Le 10 mai 1915 a vu le jour une grande figure de l’univers cinématographique : l’égyptien Salah Abou Seif, considéré comme le précurseur du réalisme dans le cinéma arabe.

 

Son parcours

Né le 10 mai 1915 à Boulacq, un quartier défavorisé de Caire, en Egypte, Salah Abou Seif est issu d’une fameuse nombreuse et pauvre. Il fait des études de commerce avant de travailler aux usines textiles Misr de Mahalla al-Kubra. Mais passionné de cinéma depuis son jeune âge, il part à la découverte de cet art nouveau, puis rencontre le réalisateur Niazi Mostafa lors du tournage d’un documentaire sur l’une de ces usines. Très proches, ils multiplient les collaborations. Plus tard, Salah Abou Seif devient à 19 ans (1934) l’assistant du réalisateur et profite de cette occasion pour déployer ses ailes.

 

Quelques-unes de ses œuvres

A partir de 1943, il réalise ainsi plusieurs courts métrages. Et, en 1945, il décide enfin de tourner son premier long métrage avec un remake du film américain, Waterloo Bridge de Merwyn Le Roy. Plus tard, le succès de son film intitulé Les aventures d’Antan et d’Abla lui ouvre davantage les portes. Il travaille ainsi à plusieurs reprises avec l’écrivain Naguib Mahafouz, notamment avec le tournage des films tels que Le Caire 30 ou encore Mort parmi les vivants.

 

Initiateur du cinéma réaliste arabe

Fort de son expérience, Salah ouvre le cinéma égyptien au réalisme, ce qui fait de lui le fondateur du cinéma réaliste dans le monde arabe. Il devient professeur à l’Institut du cinéma du Caire et dirige l’organisme du cinéma de 1963 à 1965. Dans ses films, il trace et décrit le plus souvent l’évolution de toutes les couches de la société égyptienne, tout en incitant le public à prendre position face à une problématique donnée.
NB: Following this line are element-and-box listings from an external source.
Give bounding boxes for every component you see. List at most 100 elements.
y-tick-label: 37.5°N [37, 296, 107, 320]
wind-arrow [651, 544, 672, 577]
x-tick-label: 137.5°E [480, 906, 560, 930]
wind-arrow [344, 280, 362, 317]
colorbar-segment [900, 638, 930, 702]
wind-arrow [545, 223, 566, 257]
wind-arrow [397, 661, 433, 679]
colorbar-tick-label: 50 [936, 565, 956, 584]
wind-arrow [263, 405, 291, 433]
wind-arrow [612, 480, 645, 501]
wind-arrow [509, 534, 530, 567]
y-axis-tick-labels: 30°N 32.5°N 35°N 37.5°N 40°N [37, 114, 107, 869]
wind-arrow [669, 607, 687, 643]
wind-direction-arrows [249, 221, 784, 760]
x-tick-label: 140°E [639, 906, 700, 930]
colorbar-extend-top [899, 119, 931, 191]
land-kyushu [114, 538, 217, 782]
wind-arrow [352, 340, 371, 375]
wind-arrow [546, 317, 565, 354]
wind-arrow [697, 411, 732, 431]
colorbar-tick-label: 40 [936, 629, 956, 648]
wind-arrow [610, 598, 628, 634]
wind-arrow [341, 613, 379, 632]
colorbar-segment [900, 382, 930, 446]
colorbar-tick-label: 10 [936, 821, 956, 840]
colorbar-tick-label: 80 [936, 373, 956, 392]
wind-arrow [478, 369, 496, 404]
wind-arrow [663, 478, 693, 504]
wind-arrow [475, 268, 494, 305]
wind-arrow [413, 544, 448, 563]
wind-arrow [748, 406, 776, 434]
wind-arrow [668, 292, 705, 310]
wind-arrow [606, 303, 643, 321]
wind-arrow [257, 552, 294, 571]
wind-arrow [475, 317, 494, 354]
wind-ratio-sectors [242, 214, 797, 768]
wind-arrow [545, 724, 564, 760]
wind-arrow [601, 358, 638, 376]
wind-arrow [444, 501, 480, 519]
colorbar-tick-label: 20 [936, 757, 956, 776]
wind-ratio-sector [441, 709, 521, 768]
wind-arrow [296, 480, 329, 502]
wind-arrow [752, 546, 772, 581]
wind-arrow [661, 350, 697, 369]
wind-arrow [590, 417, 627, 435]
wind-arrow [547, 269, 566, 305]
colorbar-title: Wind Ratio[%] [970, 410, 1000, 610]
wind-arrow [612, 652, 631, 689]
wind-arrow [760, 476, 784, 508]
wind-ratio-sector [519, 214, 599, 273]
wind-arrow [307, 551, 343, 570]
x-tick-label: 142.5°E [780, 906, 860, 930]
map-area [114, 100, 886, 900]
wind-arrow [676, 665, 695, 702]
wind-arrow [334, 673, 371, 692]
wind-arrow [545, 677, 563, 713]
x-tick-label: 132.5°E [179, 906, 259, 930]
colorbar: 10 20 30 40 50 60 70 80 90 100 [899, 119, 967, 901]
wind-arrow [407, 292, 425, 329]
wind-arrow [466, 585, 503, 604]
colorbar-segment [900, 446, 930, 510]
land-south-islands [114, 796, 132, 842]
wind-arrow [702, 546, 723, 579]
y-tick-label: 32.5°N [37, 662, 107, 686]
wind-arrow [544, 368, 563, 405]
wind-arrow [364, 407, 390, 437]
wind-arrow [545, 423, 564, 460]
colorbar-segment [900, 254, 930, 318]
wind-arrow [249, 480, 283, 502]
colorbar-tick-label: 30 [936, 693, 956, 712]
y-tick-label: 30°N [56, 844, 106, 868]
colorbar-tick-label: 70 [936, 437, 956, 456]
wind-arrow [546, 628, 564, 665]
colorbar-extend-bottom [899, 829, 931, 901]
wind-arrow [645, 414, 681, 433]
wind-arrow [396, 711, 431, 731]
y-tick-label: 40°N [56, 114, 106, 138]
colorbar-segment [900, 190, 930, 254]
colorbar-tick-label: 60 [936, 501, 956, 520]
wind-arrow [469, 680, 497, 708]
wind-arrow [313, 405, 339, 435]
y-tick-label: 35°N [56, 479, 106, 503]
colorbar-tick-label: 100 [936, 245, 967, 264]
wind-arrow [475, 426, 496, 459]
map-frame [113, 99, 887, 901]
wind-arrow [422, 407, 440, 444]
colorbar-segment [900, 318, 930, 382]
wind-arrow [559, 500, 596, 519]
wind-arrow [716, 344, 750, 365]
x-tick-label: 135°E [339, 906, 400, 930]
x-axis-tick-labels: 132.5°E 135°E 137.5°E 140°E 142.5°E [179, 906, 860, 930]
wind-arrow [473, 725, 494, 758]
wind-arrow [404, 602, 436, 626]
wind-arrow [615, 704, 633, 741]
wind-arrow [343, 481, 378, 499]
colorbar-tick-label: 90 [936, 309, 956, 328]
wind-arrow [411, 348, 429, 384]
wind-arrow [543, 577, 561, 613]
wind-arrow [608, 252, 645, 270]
C’est ainsi qu’il parvient à créer un cinéma populaire, faisant des gens ordinaires les héros au centre de l’écran, sans pour autant tomber dans le simplisme.

Salah Abou Seif fait basculer les normes jusqu’alors établies par les américains et crée un vrai cinéma national qui s’adresse d’abord aux égyptiens, puis aux arabes et au monde entier. Après une longue et brillante carrière, il décède à 81 ans, le 23 juin 1996 au Caire, laissant derrière lui de beaux chapitres du cinéma réaliste.